After leaving his father’s cocoa estate in Siparia to see service during World War II, 21-year-old Eulick Bissessarsingh became a prison officer in His Majesty’s service, being posted to facilities in the Bahamas and St Vincent before being stationed at Carrera Island, where he remained until 1954. Of his time on Trinidad’s Devil Island, Eulick always remarked that aside from the odd disturbance or two, jailbirds and warders shared a kinship, since the long furloughs of duty (sometimes lasting weeks) made them all prisoners.
This is not to say that the jail was a social club. Misdemeanours amongst the inmates were punished with solitary confinement in a cell reeking with sewage, floggings with the cat-o’-nine tails (a dreadful whip) and a single meal of bread and water daily. It is perhaps no surprise that on several occasions, prisoners dared swim the shark-infested channel separating the island from Chaguaramas in a desperate bid for freedom.
Amidst this terror was another young man, Rupert “Archie” Archibald, who, like Eulick, hailed from Siparia—his crime, murder. Archie, at age 14, lived under the shadow of abuse and being unable to see his stepfather brutalise his mother any longer, took up an axe and cleft the man’s skull.
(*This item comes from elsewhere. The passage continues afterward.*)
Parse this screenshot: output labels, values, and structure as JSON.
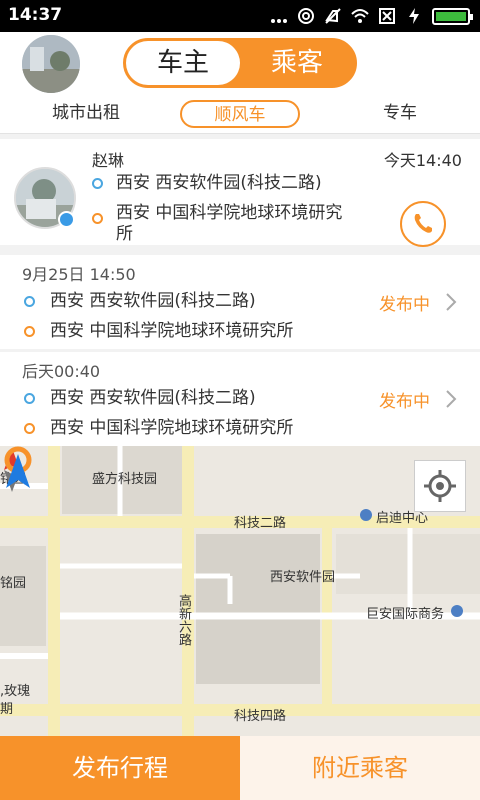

Eulick and Archie fast became friends behind the ominous walls of Carrera. An accomplished artist, the prison warder passed on his skills to the inmate and also taught him to read and write. Eulick also interceded on Archie’s behalf in writing several times, understanding that Archie’s offence was a crime of necessity.
Eulick left the prison service in the 1950s and a couple of years after, Archie was granted his freedom and the two renewed their old friendship back in their hometown of Siparia. The ex-convict took on a new mantle as the Midnight Robber every Carnival in a most impressive form, his towering stature and expressive lyrics making him one of the past masters of ole mas. His elaborate costume was designed and constructed by Eulick.
Many years after his friend died in 1986, I remember Archie—then a very old man and nearly blind—tottering up the steep poui-lined driveway leading to our home. He would sit and regale us for hours with stories of Carrera and his life before, as well as the times he and Eulick, my grandfather, shared as friends.
Archie gave me a bay leaf tree which he asked me to plant in Eulick’s memory, which I did, in 1993, and it still thrives. Archie is dead now, ending a great friendship of seemingly impossible origins that began and lasted on Carrera Island.
Now that this historic place is about to be demobilised, it is my fervent hope as a historian that it will be preserved as a relic of our past and can serve as a beacon for tourism which has already proven to be a practical use for old island prisons at Alcatraz and Devil’s Island.